12. The apparatus according to claim 1, wherein the amplitude modulator circuit is a chopping circuit.

13. The apparatus according to claim 1, wherein

the conditioned analogue sensor signal has a first frequency associated therewith;

the modulated analogue diagnostic signal has a second frequency associated therewith; and

the first frequency is twice the second frequency.

14. The apparatus according to claim 1, wherein

the conditioned analogue sensor signal has a first frequency associated therewith;

the modulated analogue diagnostic signal has a second frequency associated therewith; and

the first frequency is between 100 to 1000 times faster than the second frequency.
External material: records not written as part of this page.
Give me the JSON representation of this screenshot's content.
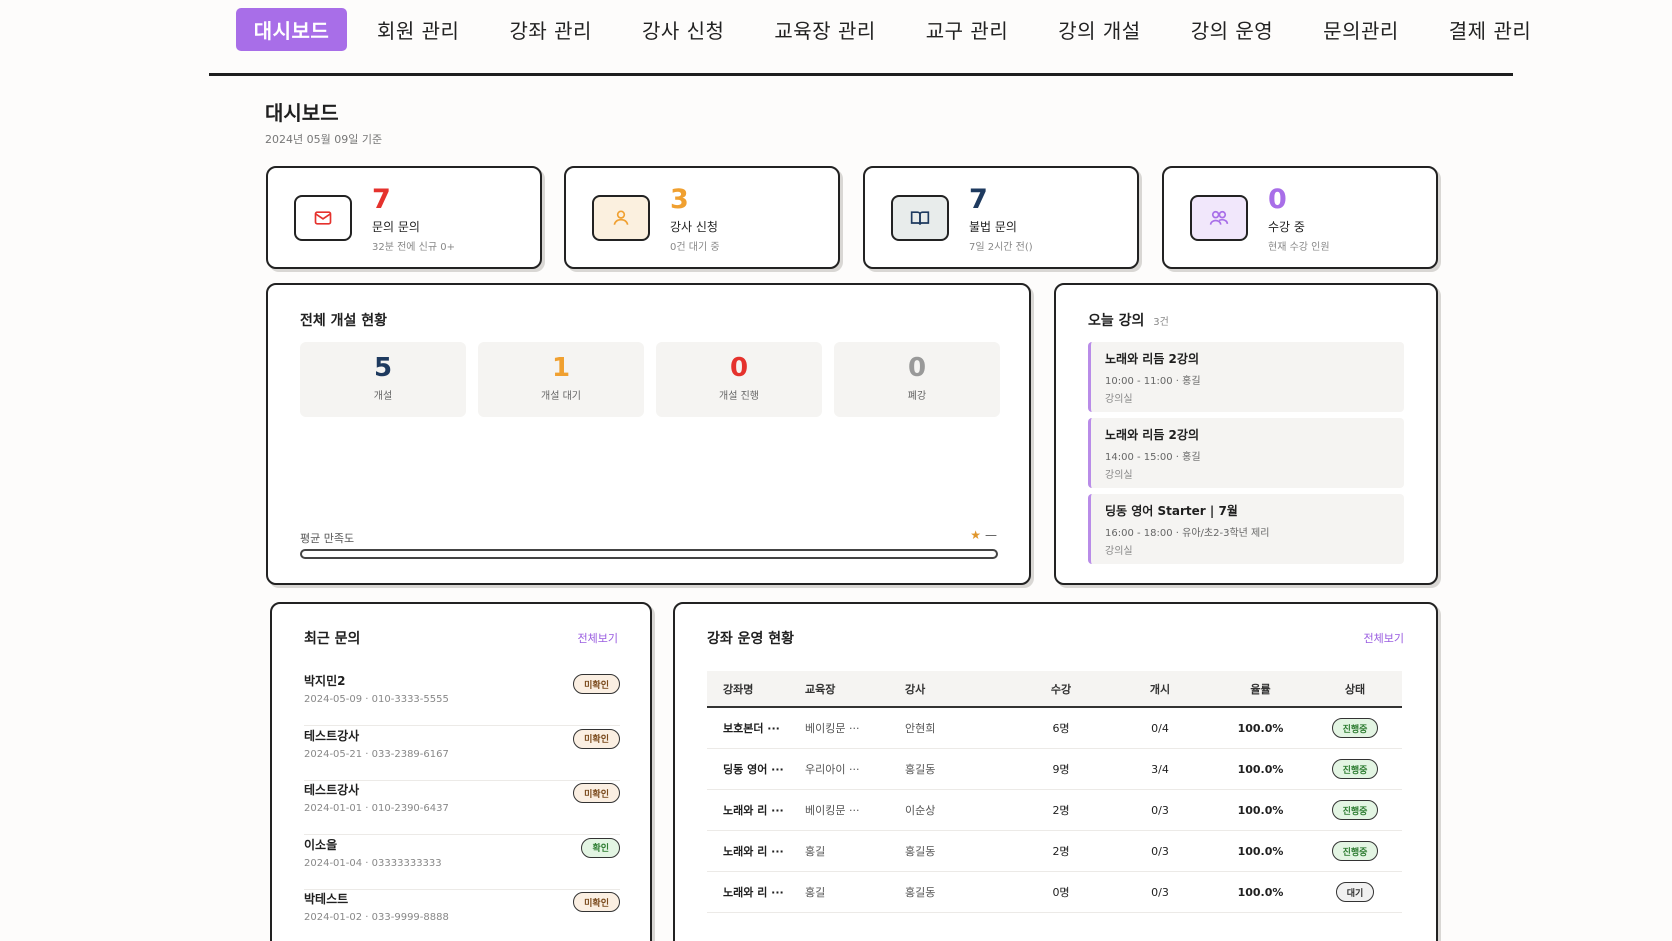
{
  "nav": {
    "items": [
      {
        "label": "대시보드",
        "active": true
      },
      {
        "label": "회원 관리",
        "active": false
      },
      {
        "label": "강좌 관리",
        "active": false
      },
      {
        "label": "강사 신청",
        "active": false
      },
      {
        "label": "교육장 관리",
        "active": false
      },
      {
        "label": "교구 관리",
        "active": false
      },
      {
        "label": "강의 개설",
        "active": false
      },
      {
        "label": "강의 운영",
        "active": false
      },
      {
        "label": "문의관리",
        "active": false
      },
      {
        "label": "결제 관리",
        "active": false
      }
    ]
  },
  "header": {
    "title": "대시보드",
    "date": "2024년 05월 09일 기준"
  },
  "colors": {
    "accent": "#a86ee8",
    "red": "#e5322d",
    "orange": "#f0a030",
    "navy": "#1e3a5f",
    "purple": "#a86ee8"
  },
  "stats": [
    {
      "icon": "mail-icon",
      "value": "7",
      "label": "문의 문의",
      "sub": "32분 전에 신규 0+",
      "color": "#e5322d",
      "icon_bg": "#fff",
      "icon_color": "#e5322d"
    },
    {
      "icon": "person-icon",
      "value": "3",
      "label": "강사 신청",
      "sub": "0건 대기 중",
      "color": "#f0a030",
      "icon_bg": "#fbf0df",
      "icon_color": "#f0a030"
    },
    {
      "icon": "book-icon",
      "value": "7",
      "label": "불법 문의",
      "sub": "7일 2시간 전()",
      "color": "#1e3a5f",
      "icon_bg": "#e8eceb",
      "icon_color": "#1e3a5f"
    },
    {
      "icon": "users-icon",
      "value": "0",
      "label": "수강 중",
      "sub": "현재 수강 인원",
      "color": "#a86ee8",
      "icon_bg": "#f1e7fb",
      "icon_color": "#a86ee8"
    }
  ],
  "overall": {
    "title": "전체 개설 현황",
    "kpis": [
      {
        "value": "5",
        "label": "개설",
        "color": "#1e3a5f"
      },
      {
        "value": "1",
        "label": "개설 대기",
        "color": "#f0a030"
      },
      {
        "value": "0",
        "label": "개설 진행",
        "color": "#e5322d"
      },
      {
        "value": "0",
        "label": "폐강",
        "color": "#999999"
      }
    ],
    "satisfaction_label": "평균 만족도",
    "satisfaction_star": "★",
    "satisfaction_value": "—",
    "satisfaction_fraction": 0
  },
  "today": {
    "title": "오늘 강의",
    "count": "3건",
    "lectures": [
      {
        "title": "노래와 리듬 2강의",
        "time": "10:00 - 11:00 · 홍길",
        "room": "강의실"
      },
      {
        "title": "노래와 리듬 2강의",
        "time": "14:00 - 15:00 · 홍길",
        "room": "강의실"
      },
      {
        "title": "딩동 영어 Starter | 7월",
        "time": "16:00 - 18:00 · 유아/초2-3학년 제리",
        "room": "강의실"
      }
    ]
  },
  "recent": {
    "title": "최근 문의",
    "see_all": "전체보기",
    "items": [
      {
        "name": "박지민2",
        "meta": "2024-05-09 · 010-3333-5555",
        "status": "미확인",
        "kind": "pending"
      },
      {
        "name": "테스트강사",
        "meta": "2024-05-21 · 033-2389-6167",
        "status": "미확인",
        "kind": "pending"
      },
      {
        "name": "테스트강사",
        "meta": "2024-01-01 · 010-2390-6437",
        "status": "미확인",
        "kind": "pending"
      },
      {
        "name": "이소을",
        "meta": "2024-01-04 · 03333333333",
        "status": "확인",
        "kind": "ok"
      },
      {
        "name": "박테스트",
        "meta": "2024-01-02 · 033-9999-8888",
        "status": "미확인",
        "kind": "pending"
      }
    ]
  },
  "ops": {
    "title": "강좌 운영 현황",
    "see_all": "전체보기",
    "columns": [
      "강좌명",
      "교육장",
      "강사",
      "수강",
      "개시",
      "율률",
      "상태"
    ],
    "rows": [
      {
        "course": "보호본더 ···",
        "venue": "베이킹문 ···",
        "teacher": "안현희",
        "students": "6명",
        "open": "0/4",
        "rate": "100.0%",
        "status": "진행중",
        "kind": "run"
      },
      {
        "course": "딩동 영어 ···",
        "venue": "우리아이 ···",
        "teacher": "홍길동",
        "students": "9명",
        "open": "3/4",
        "rate": "100.0%",
        "status": "진행중",
        "kind": "run"
      },
      {
        "course": "노래와 리 ···",
        "venue": "베이킹문 ···",
        "teacher": "이순상",
        "students": "2명",
        "open": "0/3",
        "rate": "100.0%",
        "status": "진행중",
        "kind": "run"
      },
      {
        "course": "노래와 리 ···",
        "venue": "홍길",
        "teacher": "홍길동",
        "students": "2명",
        "open": "0/3",
        "rate": "100.0%",
        "status": "진행중",
        "kind": "run"
      },
      {
        "course": "노래와 리 ···",
        "venue": "홍길",
        "teacher": "홍길동",
        "students": "0명",
        "open": "0/3",
        "rate": "100.0%",
        "status": "대기",
        "kind": "wait"
      }
    ]
  }
}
15. A method of diagnostic signal generation and extraction, the method comprising:

receiving a conditioned analogue sensor signal comprising a measurement offset and having a first cycle of a first duration;

generating an analogue diagnostic signal and modulating the analogue diagnostic signal to provide a modulated analogue diagnostic signal;

amplifying and combining the conditioned analogue sensor signal and the modulated analogue diagnostic signal;

generating a digital output signal from the combination of the amplified conditioned analogue sensor signal and the amplified modulated diagnostic signal, the digital output signal comprising a digital representation of the combination of the amplified analogue conditioned sensor signal and the amplified modulated analogue diagnostic signal, a digital representation of an amplification offset and a digital representation of the measurement offset; and

digitally processing the digital output signal in order to provide separately demodulated digital representations of the amplified conditioned analogue sensor signal and the analogue diagnostic signal in amplified form, both without the measurement and amplification offsets; wherein

the modulating of the analogue diagnostic signal comprises alternating polarities of the analogue diagnostic signal so that the modulated analogue diagnostic signal has a second cycle of a second duration where the second duration is an even numbered multiple of the first duration.